________
____
__
"Seulgi... apa kau yakin?" Jimin menatap ragu Seulgi.
Mereka telah sampai di restoran yang juga ada menu nanas, seperti kata Seulgi. Cuma yang membuat Jimin ragu adalah ajakan Seulgi untuk masuk dengan wajah seperti itu. Iya, wajah yang penuh coretan spidol.
"Tidak sih tapi... kita juga tidak ada minyak untuk membersihkan wajah sekarang." Seulgi nyengir.
Jimin menghela napas. Kalau tiba-tiba dia bertemu salah satu kolega kantornya, habislah dia karena malu. "Apakah... tidak sebaiknya pulang dulu dan bersihkan?"
Seulgi menggeleng. "Kalau pulang dulu, nanti bolak-balik."
"Tapi dengan wajah seperti ini---"
"Sudahlah! Kau tetap terlihat tampan kok." Seulgi terkekeh. Ternyata kalimatnya itu berhasil membuat Jimin diam dan akhirnya setuju.
"Baiklah. Asalkan aku terlihat tampan, tidak masalah." Jimin tersenyum sedikit menyeringai ke arah Seulgi.
Seulgi sedikit tidak percaya Jimin mengatakan itu. Dia baru tahu kalau pria di sampingnya ternyata ada sisi kepribadian yang narsis. Selang beberapa detik mereka hanya tatap-tatapan, sebelum akhirnya Jimin mencubit pipi Seulgi dan membuka pintu keluar.
"Ayo." Jimin tertawa dan menutup pintu.
Seulgi yang masih di dalam mobil, buru-buru keluar dan menghampiri Jimin yang sedang menjauh. Tidak bisa dibiarkan Jimin mencubit pipinya tanpa pembalasan.
"Aish apakah kau selalu pendendam huh?" Jimin menatap Seulgi dengan wajah pasrah, karena sudah tertangkap dan kembali dicubit oleh Seulgi.
"Tidak pendendam, hanya ingin membalas hehe." Seulgi tersenyum lebar.
"Sudah!" Seulgi langsung melepas cubitannya dan berlari ke arah restoran.
"Hey! Jangan lari-lari kau bisa jatuh!" Jimin sedikit panik karena Seulgi sedang hamil. Dia pun langsung menyusul Seulgi masuk ke restoran.

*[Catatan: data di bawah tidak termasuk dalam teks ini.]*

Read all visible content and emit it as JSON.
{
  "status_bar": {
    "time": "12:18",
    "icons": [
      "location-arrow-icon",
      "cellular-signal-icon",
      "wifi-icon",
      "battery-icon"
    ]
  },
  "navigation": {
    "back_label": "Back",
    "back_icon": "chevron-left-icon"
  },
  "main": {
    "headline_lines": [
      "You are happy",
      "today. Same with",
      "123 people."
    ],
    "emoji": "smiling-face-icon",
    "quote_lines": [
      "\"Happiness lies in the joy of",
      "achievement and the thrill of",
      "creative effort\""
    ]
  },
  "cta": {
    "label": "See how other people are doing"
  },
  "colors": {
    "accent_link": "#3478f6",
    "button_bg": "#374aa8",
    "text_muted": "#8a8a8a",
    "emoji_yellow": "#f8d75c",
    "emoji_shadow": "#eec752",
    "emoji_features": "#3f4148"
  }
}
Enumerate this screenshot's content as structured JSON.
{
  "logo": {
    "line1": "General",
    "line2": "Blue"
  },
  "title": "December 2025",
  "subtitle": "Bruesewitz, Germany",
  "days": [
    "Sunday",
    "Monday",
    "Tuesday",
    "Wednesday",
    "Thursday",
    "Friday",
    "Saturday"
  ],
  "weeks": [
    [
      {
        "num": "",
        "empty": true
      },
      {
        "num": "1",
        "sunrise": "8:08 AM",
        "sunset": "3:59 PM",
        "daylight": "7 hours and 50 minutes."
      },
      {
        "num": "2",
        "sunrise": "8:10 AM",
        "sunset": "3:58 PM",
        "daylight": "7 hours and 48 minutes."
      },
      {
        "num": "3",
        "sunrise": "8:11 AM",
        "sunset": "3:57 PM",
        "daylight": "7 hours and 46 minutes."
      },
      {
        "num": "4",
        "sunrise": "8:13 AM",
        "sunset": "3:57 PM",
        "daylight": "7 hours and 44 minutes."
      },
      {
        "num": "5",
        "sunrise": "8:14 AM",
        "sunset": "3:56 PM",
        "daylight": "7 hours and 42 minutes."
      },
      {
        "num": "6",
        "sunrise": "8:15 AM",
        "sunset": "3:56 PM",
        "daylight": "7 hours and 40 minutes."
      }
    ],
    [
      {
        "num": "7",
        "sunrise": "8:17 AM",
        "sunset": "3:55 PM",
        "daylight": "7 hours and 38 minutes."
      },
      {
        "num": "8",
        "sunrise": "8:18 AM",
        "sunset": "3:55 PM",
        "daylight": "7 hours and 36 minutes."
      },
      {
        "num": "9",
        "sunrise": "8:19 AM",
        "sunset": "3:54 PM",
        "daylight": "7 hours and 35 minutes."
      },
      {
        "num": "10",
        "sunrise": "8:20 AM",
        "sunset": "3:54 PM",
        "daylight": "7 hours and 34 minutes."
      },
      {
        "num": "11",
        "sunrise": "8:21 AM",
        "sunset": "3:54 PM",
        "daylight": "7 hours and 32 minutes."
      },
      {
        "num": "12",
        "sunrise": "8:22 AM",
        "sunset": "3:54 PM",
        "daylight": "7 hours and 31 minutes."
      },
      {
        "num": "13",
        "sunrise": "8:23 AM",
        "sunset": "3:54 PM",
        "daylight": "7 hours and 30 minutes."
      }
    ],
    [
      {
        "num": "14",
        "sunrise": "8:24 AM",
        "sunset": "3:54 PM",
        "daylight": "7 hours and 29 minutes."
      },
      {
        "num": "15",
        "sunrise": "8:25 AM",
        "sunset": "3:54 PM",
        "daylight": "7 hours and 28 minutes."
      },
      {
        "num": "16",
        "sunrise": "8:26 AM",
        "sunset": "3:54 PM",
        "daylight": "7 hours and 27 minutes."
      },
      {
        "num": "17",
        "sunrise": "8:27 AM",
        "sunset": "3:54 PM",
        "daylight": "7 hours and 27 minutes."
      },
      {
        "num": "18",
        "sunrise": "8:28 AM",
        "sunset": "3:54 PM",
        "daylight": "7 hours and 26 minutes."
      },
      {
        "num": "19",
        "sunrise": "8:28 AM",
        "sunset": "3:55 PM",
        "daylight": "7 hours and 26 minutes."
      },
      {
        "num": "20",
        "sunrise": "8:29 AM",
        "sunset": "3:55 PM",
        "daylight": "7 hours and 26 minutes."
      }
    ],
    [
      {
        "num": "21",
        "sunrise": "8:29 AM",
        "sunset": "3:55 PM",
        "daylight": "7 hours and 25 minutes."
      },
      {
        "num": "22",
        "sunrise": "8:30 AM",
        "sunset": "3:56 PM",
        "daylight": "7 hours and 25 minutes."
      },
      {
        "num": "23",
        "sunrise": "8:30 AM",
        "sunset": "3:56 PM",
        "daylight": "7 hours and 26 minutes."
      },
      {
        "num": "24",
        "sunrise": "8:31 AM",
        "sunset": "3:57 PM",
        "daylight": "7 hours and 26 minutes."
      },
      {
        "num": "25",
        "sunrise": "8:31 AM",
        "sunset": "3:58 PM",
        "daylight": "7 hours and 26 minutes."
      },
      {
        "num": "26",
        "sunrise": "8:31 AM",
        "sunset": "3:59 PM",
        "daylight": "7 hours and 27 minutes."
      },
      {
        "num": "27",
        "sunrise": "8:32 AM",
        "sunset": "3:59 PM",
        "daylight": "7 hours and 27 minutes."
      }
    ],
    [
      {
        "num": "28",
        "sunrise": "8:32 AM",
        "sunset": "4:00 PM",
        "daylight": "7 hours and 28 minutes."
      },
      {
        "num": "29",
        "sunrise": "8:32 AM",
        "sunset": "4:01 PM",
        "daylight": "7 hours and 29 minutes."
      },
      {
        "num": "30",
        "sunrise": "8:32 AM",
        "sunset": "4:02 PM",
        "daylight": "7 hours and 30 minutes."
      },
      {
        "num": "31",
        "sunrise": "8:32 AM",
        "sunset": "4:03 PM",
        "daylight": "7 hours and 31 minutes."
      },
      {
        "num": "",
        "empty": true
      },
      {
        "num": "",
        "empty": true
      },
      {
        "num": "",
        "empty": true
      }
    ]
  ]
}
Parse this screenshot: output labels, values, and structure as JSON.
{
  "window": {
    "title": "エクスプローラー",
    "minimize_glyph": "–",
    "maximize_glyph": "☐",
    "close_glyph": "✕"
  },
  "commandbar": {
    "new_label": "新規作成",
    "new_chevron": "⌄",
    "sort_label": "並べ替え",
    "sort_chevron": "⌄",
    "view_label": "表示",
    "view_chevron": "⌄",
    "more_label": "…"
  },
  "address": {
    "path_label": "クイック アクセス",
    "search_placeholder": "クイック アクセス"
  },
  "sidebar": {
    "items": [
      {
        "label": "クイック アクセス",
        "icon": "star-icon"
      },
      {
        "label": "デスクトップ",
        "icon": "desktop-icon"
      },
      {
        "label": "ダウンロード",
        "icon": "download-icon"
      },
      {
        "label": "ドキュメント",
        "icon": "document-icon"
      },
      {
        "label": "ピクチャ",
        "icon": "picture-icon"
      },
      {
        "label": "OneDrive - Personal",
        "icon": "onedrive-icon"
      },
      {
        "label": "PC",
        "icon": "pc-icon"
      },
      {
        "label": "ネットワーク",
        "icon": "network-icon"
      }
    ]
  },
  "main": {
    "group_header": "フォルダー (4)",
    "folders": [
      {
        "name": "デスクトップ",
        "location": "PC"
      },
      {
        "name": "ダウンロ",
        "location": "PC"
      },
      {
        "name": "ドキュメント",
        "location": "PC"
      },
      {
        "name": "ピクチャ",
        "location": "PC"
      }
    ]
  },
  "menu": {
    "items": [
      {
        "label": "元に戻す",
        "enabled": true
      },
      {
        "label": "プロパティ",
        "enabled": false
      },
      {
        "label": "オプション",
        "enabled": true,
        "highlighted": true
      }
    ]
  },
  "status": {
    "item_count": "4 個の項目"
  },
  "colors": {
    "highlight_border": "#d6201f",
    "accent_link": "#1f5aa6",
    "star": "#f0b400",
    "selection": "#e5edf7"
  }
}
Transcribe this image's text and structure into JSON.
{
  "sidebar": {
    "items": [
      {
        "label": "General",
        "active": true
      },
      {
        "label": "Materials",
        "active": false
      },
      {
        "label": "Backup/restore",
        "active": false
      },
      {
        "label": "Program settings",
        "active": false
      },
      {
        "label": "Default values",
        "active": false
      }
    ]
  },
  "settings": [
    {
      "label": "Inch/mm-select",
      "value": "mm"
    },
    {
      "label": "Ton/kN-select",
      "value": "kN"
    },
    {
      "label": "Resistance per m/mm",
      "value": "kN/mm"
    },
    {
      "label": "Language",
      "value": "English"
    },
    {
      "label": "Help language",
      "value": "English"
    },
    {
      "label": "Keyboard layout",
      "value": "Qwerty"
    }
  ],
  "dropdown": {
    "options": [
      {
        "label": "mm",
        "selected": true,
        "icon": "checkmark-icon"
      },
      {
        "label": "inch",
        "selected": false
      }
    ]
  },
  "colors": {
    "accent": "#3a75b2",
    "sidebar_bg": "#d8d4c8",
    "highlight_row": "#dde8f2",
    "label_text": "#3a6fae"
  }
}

Saat memijak ke dalam restoran, mereka disambut oleh pelayan penjaga pintu seperti biasa. Namun pelayan itu terlihat menahan tawanya, karena wajah mereka berdua. Itu hal yang wajar. Siapa yang tidak akan tertawa melihat dua orang dengan wajah penuh coretan, berkeliaran di tempat publik?
Seulgi merangkup tangan Jimin dan menariknya ke salah satu meja. Kelihatan bahwa Seulgi sudah sering datang ke restoran ini.
Seulgi mendudukkan Jimin di salah satu kursi. "Tunggu sini, aku akan memesan."
Sebelum itu, Jimin menahan tangan Seulgi. Membuat Seulgi menoleh.
"Memangnya tidak bisa pesan dari sini?" Jimin menaikkan alisnya sebelah.
"Uh... tidak? Disini harus memesannya langsung ke kasir. Karena makanannya bisa di-custom. Lalu nanti diantar kesini."
"Kalau gitu aku bantu?" Jimin menawarkan diri. Rasanya aneh kalau perempuan yang melakukan semuanya.
"Tidak perlu. Kau jaga meja saja, aku akan segera kembali." Seulgi melepas tangannya dari Jimin dan pergi memesan makanan.
Sepertinya Jimin memang harus membiasakan diri dengan Seulgi yang berkepribadian mandiri.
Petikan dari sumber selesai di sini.